Thank you in advance for taking the time to help.

CodePudding user response:

When you create the table, it is very recommended to create it along with indexing. Indexes are used to retrieve the records from the database more quickly and more orderly.

Indexes might help you to return the records by a query in a specific sorted order (primary key is one way to do indexing). This allows a query's ORDER BY specification to be met without a separate sorting step. The one indexing method that can return sorted output in PostgreSQL is B-Tree.

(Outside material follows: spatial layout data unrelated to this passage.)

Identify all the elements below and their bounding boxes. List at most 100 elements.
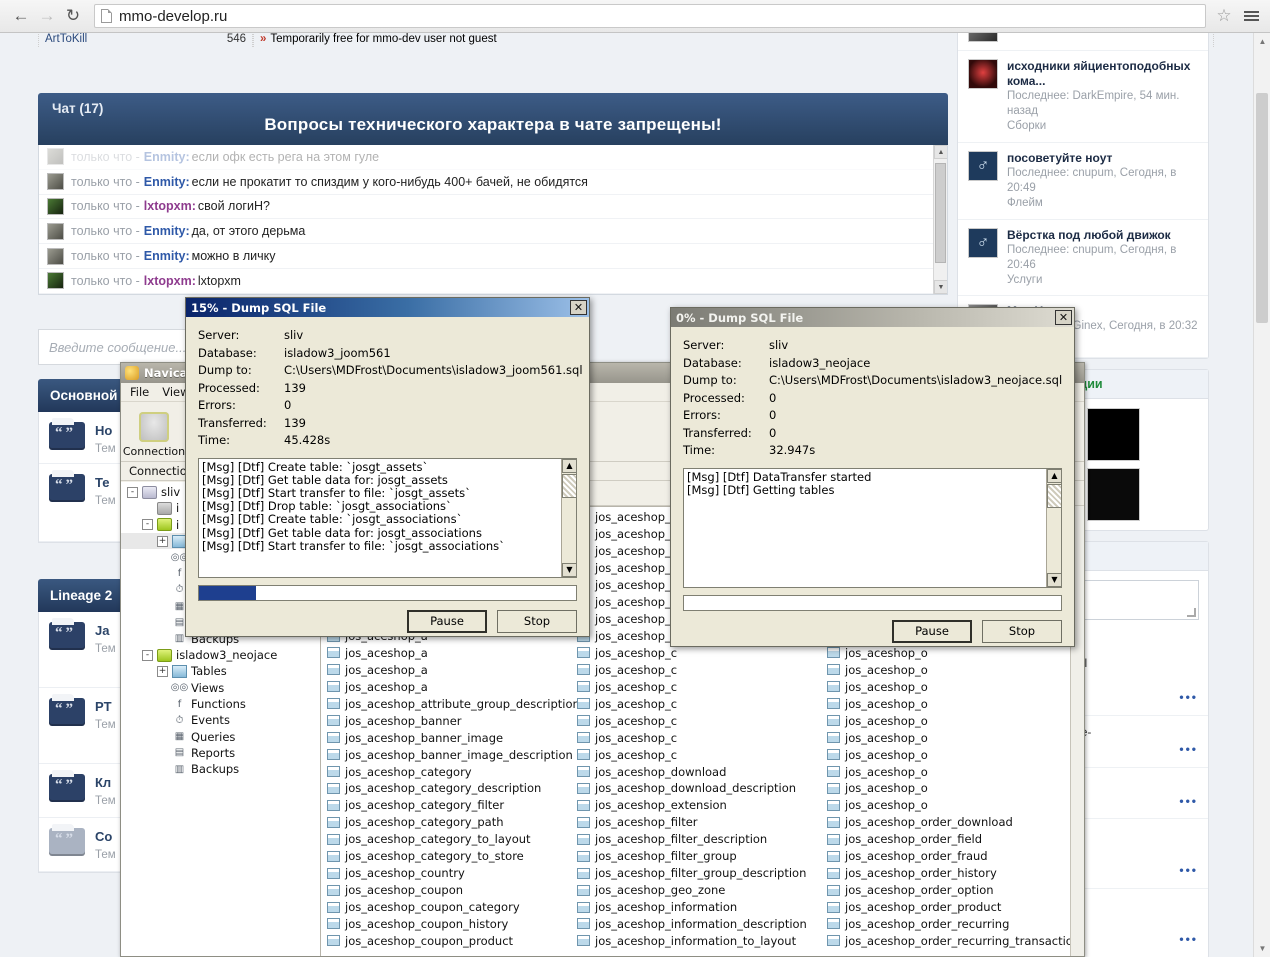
table-list-item[interactable]: jos_aceshop_coupon_product — [323, 932, 573, 949]
log-scrollbar[interactable]: ▲ ▼ — [1046, 468, 1061, 587]
tree-node[interactable]: ⏱ Events — [121, 712, 320, 728]
tree-toggle-icon[interactable]: - — [142, 649, 153, 661]
table-list-item[interactable]: jos_aceshop_c — [573, 746, 823, 763]
table-list-item[interactable]: jos_aceshop_order_download — [823, 814, 1073, 831]
table-list-item[interactable]: jos_aceshop_c — [573, 661, 823, 678]
tree-node[interactable]: ▥ Backups — [121, 761, 320, 777]
list-item[interactable]: исходники яйциентоподобных кома... Послед… — [958, 51, 1208, 143]
table-list-item[interactable]: jos_aceshop_category_filter — [323, 797, 573, 814]
tree-toggle-icon[interactable]: - — [142, 519, 153, 531]
dialog-log[interactable]: [Msg] [Dtf] DataTransfer started [Msg] [D… — [683, 467, 1062, 588]
table-list-item[interactable]: jos_aceshop_banner — [323, 712, 573, 729]
table-list-item[interactable]: jos_aceshop_download_description — [573, 780, 823, 797]
table-list-item[interactable]: jos_aceshop_order_recurring — [823, 916, 1073, 933]
message-author[interactable]: Enmity: — [144, 224, 190, 238]
table-list-item[interactable]: jos_aceshop_information — [573, 899, 823, 916]
table-list-item[interactable]: jos_aceshop_attribute_group_description — [323, 695, 580, 712]
table-list-item[interactable]: jos_aceshop_coupon — [323, 882, 573, 899]
table-list-item[interactable]: jos_aceshop_a — [323, 678, 573, 695]
topic-title[interactable]: посоветуйте ноут — [1007, 151, 1198, 166]
close-icon[interactable]: ✕ — [570, 300, 587, 315]
tree-toggle-icon[interactable]: + — [157, 535, 168, 547]
scroll-up-icon[interactable]: ▲ — [1047, 468, 1061, 483]
dialog-title-bar[interactable]: 15% - Dump SQL File ✕ — [186, 298, 589, 317]
toolbar-connection-button[interactable]: Connection — [121, 402, 187, 461]
dialog-log[interactable]: [Msg] [Dtf] Create table: `josgt_assets`… — [198, 457, 577, 578]
scroll-up-icon[interactable]: ▲ — [934, 145, 947, 159]
stop-button[interactable]: Stop — [982, 619, 1062, 643]
table-list-item[interactable]: jos_aceshop_o — [823, 661, 1073, 678]
scroll-up-icon[interactable]: ▲ — [1254, 33, 1270, 50]
scroll-thumb[interactable] — [1047, 483, 1061, 508]
scroll-up-icon[interactable]: ▲ — [562, 458, 576, 473]
url-bar[interactable]: mmo-develop.ru — [94, 4, 1206, 28]
table-list-item[interactable]: jos_aceshop_o — [823, 678, 1073, 695]
dump-sql-dialog-joom561[interactable]: 15% - Dump SQL File ✕ Server: sliv Databas… — [185, 297, 590, 637]
pause-button[interactable]: Pause — [892, 619, 972, 643]
table-list-item[interactable]: jos_aceshop_a — [323, 661, 573, 678]
table-list-item[interactable]: jos_aceshop_filter_group — [573, 848, 823, 865]
table-list-item[interactable]: jos_aceshop_order_option — [823, 882, 1073, 899]
topic-title[interactable]: Вёрстка под любой движок — [1007, 228, 1198, 243]
table-list-item[interactable]: jos_aceshop_category_path — [323, 814, 573, 831]
chat-scrollbar[interactable]: ▲ ▼ — [933, 145, 947, 294]
table-list-item[interactable]: jos_aceshop_filter — [573, 814, 823, 831]
table-list-item[interactable]: jos_aceshop_banner_image — [323, 729, 573, 746]
table-list-item[interactable]: jos_aceshop_order_field — [823, 831, 1073, 848]
table-list-item[interactable]: jos_aceshop_download — [573, 763, 823, 780]
table-list-item[interactable]: jos_aceshop_c — [573, 678, 823, 695]
table-list-item[interactable]: jos_aceshop_o — [823, 746, 1073, 763]
scroll-down-icon[interactable]: ▼ — [934, 280, 947, 294]
table-list-item[interactable]: jos_aceshop_category_to_layout — [323, 831, 573, 848]
table-list-item[interactable]: jos_aceshop_information_description — [573, 916, 823, 933]
message-author[interactable]: Enmity: — [144, 150, 190, 164]
table-list-item[interactable]: jos_aceshop_order_product — [823, 899, 1073, 916]
tree-node[interactable]: ◎◎ Views — [121, 680, 320, 696]
table-list-item[interactable]: jos_aceshop_order_fraud — [823, 848, 1073, 865]
avatar[interactable] — [1087, 468, 1140, 522]
tree-toggle-icon[interactable]: + — [157, 665, 168, 677]
tree-node[interactable]: + Tables — [121, 663, 320, 679]
message-author[interactable]: lxtopxm: — [144, 274, 196, 288]
scroll-thumb[interactable] — [1256, 93, 1268, 323]
table-list-item[interactable]: jos_aceshop_o — [823, 797, 1073, 814]
scroll-down-icon[interactable]: ▼ — [1254, 940, 1270, 957]
table-list-item[interactable]: jos_aceshop_order_history — [823, 865, 1073, 882]
table-list-item[interactable]: jos_aceshop_a — [323, 645, 573, 662]
table-list-item[interactable]: jos_aceshop_banner_image_description — [323, 746, 573, 763]
back-arrow-icon[interactable]: ← — [8, 3, 34, 29]
table-list-item[interactable]: jos_aceshop_category_description — [323, 780, 573, 797]
table-list-item[interactable]: jos_aceshop_filter_group_description — [573, 865, 823, 882]
tree-toggle-icon[interactable]: - — [127, 486, 138, 498]
table-list-item[interactable]: jos_aceshop_information_to_layout — [573, 932, 823, 949]
table-list-item[interactable]: jos_aceshop_geo_zone — [573, 882, 823, 899]
close-icon[interactable]: ✕ — [1055, 310, 1072, 325]
menu-item-file[interactable]: File — [130, 385, 149, 399]
table-list-item[interactable]: jos_aceshop_category_to_store — [323, 848, 573, 865]
table-list-item[interactable]: jos_aceshop_coupon_category — [323, 899, 573, 916]
list-item[interactable]: ♂ Вёрстка под любой движок Последнее: cnup… — [958, 220, 1208, 297]
stop-button[interactable]: Stop — [497, 609, 577, 633]
table-list-item[interactable]: jos_aceshop_extension — [573, 797, 823, 814]
table-list-item[interactable]: jos_aceshop_c — [573, 729, 823, 746]
table-list-item[interactable]: jos_aceshop_country — [323, 865, 573, 882]
table-list-item[interactable]: jos_aceshop_o — [823, 780, 1073, 797]
tree-node[interactable]: - isladow3_neojace — [121, 647, 320, 663]
table-list-item[interactable]: jos_aceshop_o — [823, 763, 1073, 780]
table-list-item[interactable]: jos_aceshop_order_recurring_transaction — [823, 932, 1080, 949]
tree-node[interactable]: ▤ Reports — [121, 745, 320, 761]
list-item[interactable]: Сборки — [958, 33, 1208, 51]
bookmark-star-icon[interactable]: ☆ — [1212, 4, 1236, 28]
top-user-cell[interactable]: ArtToKill 546 — [38, 33, 253, 47]
tree-node[interactable]: f Functions — [121, 696, 320, 712]
topic-title[interactable]: исходники яйциентоподобных кома... — [1007, 59, 1198, 89]
dump-sql-dialog-neojace[interactable]: 0% - Dump SQL File ✕ Server: sliv Database… — [670, 307, 1075, 647]
table-list-item[interactable]: jos_aceshop_o — [823, 712, 1073, 729]
message-author[interactable]: Enmity: — [144, 249, 190, 263]
log-scrollbar[interactable]: ▲ ▼ — [561, 458, 576, 577]
table-list-item[interactable]: jos_aceshop_filter_description — [573, 831, 823, 848]
page-scrollbar[interactable]: ▲ ▼ — [1253, 33, 1270, 957]
avatar[interactable] — [1087, 408, 1140, 462]
scroll-thumb[interactable] — [562, 473, 576, 498]
table-list-item[interactable]: jos_aceshop_o — [823, 729, 1073, 746]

Below is the example of creating indexing:

CREATE INDEX country_asc_index ON countries (country_id ASC);

REF:

[1] https://docs.microsoft.com/en-us/sql/t-sql/statements/create-index-transact-sql?view=sql-server-ver15

[2] https://www.postgresql.org/docs/current/indexes-ordering.html

CodePudding user response:

SQL tables have no order. Without an explicit ORDER BY in the SELECT statement, you are not even guaranteed the same order between two consecutive SELECT:s.